Bioprocesses play a critical role in producing enzymes, hormones, antibodies, and other high-value proteins for sectors ranging from pharmaceuticals to food and consumer goods. One major challenge in this field is predicting whether these engineered proteins will be efficiently exported out of the cell by host organisms, a process known as protein secretion. Secretion is a key factor in reducing purification costs and scaling production.
Traditionally, identifying the right signal peptides, short amino acid sequences that trigger secretion, has required costly, time-consuming screening campaigns. Now, researchers at the Sargent Centre are using advanced AI tools to radically improve this process.
Dr. Laura Helleckes, a Sargent Centre Postdoctoral Research Fellow, leads a project that uses Graph Neural Networks and Protein Language Models to predict protein secretion efficiency in silico. These models can capture complex structural and sequential features of proteins, creating molecular “fingerprints” that can be used to forecast secretion outcomes — even before lab experiments begin.
In partnership with dsm-firmenich, this AI-driven approach is being applied to real-world high-throughput experiments. The goal: to streamline bioprocess development pipelines by rapidly identifying which candidates are likely to be secreted effectively in specific host systems. This capability not only speeds up product development but also reduces experimental burden, enabling faster iteration and innovation.

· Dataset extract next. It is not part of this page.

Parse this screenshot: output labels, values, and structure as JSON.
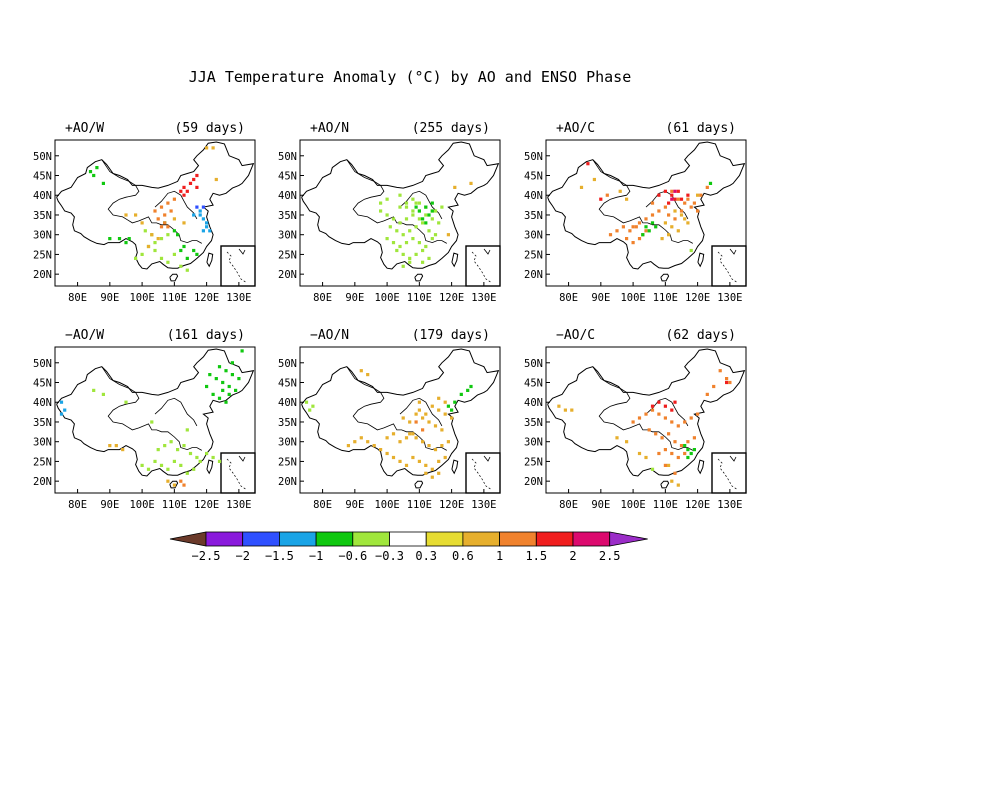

Dr. Helleckes’ work integrates cutting-edge machine learning with newly available high-throughput secretion data. By combining predictions from GNNs and PLMs with experimental metadata, the models can be trained to recognize which signal peptides work best. This research is currently expanded across different proteins and has the potential to be applied to a wide range of host organisms.
This project exemplifies how AI can transform biomanufacturing by moving from empirical trial-and-error to intelligent, data-driven design. As the demand for biotechnological products continues to grow, predictive tools like these can dramatically improve efficiency, reduce waste, and enable scalable, sustainable innovation across multiple sectors.